You see, as soon as the clock ticked down on last night’s game, the NFL season was over. As I do most years when the championship doesn’t involve my own team, I put out over social media last night, “At least the Ravens are in first place again.”
You’ve probably heard sports fans say that for all kinds of sports. In baseball, everybody is in first place as soon as the World Series ends. Take your pick from the other championships in this country, the point is the same; even if your team has no shot whatsoever at winning it all in the following season, you can console yourself a bit by saying that everyone is mathematically on equal ground in the off season. Plus, once the season starts who knows?
What’s this have to do with writing? Just this; every new project you start is a best seller.
Think about it. That very first keystroke or written word or outline of a project represents unlimited potential. You could be in the first stages of that novel that brings you fame, or gets you that residency. Maybe the article you only just started sketching out today will be the one your favorite magazine accepts.
As with sports, writing success on a grand scale is against the odds for most of us. We writers look back on all of the things we’ve written that did not get selected for publication, or did not sell at all. We also look back on the things we abandoned, or the things that we finished, but with which we did nothing further. Those works did not make it to the proverbial championship.
But we start again. We begin something new. And while our project is still known only to us, within the frayed pages of our notebook or the unseen memory of our hard drive, that project is a best seller until it proves otherwise.

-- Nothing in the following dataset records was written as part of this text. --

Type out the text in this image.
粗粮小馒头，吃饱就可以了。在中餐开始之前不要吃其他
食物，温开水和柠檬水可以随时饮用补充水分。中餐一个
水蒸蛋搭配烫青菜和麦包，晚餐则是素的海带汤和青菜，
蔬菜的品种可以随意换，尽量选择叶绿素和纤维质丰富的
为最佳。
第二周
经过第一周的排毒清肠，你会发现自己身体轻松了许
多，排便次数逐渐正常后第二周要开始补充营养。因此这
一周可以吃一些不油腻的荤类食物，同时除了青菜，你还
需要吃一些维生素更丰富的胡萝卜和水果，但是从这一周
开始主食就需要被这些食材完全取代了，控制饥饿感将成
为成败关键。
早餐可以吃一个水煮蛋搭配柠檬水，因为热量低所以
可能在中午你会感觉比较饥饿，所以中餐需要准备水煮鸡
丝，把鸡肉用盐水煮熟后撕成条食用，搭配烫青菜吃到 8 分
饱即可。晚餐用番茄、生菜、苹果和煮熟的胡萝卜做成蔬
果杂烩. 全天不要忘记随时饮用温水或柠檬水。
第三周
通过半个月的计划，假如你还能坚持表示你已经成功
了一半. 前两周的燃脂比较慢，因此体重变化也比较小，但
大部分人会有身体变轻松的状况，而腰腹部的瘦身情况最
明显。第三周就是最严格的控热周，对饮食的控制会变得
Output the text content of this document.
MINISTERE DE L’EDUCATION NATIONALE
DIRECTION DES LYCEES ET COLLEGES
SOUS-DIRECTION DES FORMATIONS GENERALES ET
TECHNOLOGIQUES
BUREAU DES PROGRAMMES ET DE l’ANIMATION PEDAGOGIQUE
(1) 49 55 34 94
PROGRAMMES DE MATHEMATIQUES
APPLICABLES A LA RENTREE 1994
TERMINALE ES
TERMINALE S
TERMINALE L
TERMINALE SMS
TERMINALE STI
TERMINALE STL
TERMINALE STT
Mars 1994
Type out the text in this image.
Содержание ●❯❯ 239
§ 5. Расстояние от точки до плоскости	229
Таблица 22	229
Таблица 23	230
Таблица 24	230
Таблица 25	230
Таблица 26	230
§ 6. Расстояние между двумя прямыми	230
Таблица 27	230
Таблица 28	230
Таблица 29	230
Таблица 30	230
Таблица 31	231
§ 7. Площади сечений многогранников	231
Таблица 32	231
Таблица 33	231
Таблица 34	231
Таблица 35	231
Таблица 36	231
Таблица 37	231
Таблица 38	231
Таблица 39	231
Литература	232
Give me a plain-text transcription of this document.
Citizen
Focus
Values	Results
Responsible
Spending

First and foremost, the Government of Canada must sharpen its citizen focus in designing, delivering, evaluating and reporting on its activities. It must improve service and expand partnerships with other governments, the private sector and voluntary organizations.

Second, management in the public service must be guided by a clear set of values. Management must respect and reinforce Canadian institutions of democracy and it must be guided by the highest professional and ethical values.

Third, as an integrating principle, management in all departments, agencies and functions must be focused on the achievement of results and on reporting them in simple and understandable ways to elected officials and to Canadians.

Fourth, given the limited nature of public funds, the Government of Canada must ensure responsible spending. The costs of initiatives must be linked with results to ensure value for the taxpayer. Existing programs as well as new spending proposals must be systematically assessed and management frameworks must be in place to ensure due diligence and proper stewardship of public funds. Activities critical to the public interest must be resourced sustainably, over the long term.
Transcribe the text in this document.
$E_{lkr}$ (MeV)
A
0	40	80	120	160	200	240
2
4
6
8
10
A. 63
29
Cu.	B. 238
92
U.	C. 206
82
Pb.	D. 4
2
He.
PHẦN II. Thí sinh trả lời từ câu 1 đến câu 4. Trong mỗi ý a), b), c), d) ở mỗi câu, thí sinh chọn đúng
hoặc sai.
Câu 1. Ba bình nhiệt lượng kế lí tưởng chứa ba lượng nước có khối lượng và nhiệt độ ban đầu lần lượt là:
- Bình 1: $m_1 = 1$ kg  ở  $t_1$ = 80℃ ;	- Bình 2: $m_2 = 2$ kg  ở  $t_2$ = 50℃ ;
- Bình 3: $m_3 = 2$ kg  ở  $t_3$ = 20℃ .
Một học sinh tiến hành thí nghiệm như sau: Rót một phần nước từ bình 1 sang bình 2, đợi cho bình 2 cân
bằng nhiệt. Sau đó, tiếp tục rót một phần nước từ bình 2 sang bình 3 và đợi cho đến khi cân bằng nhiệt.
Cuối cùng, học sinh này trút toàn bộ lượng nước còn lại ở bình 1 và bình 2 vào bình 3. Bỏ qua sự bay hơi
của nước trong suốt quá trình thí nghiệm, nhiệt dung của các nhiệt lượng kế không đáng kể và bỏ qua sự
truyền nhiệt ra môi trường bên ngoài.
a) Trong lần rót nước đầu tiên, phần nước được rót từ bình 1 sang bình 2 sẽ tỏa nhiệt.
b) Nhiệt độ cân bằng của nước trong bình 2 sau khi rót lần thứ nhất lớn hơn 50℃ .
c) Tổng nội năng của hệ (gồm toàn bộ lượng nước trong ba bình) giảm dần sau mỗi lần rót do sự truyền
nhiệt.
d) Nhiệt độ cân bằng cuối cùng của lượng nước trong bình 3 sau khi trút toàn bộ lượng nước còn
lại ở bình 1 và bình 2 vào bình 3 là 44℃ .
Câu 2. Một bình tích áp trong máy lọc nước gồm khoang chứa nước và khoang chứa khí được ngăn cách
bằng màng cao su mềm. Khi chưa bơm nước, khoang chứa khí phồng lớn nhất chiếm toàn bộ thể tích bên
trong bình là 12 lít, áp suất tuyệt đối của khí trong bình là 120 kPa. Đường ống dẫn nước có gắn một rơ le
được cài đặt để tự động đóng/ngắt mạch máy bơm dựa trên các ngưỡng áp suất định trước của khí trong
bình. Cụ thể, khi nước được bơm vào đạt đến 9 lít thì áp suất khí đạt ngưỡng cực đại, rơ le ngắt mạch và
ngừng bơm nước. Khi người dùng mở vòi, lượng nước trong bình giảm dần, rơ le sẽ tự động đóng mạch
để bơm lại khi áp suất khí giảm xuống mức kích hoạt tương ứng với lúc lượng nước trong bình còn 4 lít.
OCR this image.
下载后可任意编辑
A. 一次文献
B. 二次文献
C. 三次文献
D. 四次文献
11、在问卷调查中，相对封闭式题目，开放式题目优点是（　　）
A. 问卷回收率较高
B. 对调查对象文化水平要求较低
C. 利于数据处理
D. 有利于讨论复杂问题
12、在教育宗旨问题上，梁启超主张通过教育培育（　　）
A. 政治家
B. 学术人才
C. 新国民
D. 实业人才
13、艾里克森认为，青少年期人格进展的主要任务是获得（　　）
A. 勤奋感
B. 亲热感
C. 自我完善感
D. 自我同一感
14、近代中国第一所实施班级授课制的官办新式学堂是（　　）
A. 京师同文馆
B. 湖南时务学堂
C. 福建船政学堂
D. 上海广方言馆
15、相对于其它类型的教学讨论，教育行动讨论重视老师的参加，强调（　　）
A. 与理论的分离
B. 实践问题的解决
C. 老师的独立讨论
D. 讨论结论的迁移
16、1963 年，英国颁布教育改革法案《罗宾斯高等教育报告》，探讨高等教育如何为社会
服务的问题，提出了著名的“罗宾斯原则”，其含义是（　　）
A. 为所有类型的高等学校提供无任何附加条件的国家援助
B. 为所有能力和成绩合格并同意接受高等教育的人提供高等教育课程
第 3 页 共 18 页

I don’t like that my projects haven’t gained the audience I wanted. That still saddens and frustrates me at times, just as I was frustrated last night that one of the teams I dislike most won the big game. Just as I was upset that my own team did not make it to said big game. But that disappointment, though still present, is halved as soon as a new season begins, as it has for football as of last night. And I can temper some of the disappointment of previous writings not taking flight by remembering that as I start a new project, I may be in the first stages of creating a work that eventually leads me and my career to a whole new ball game.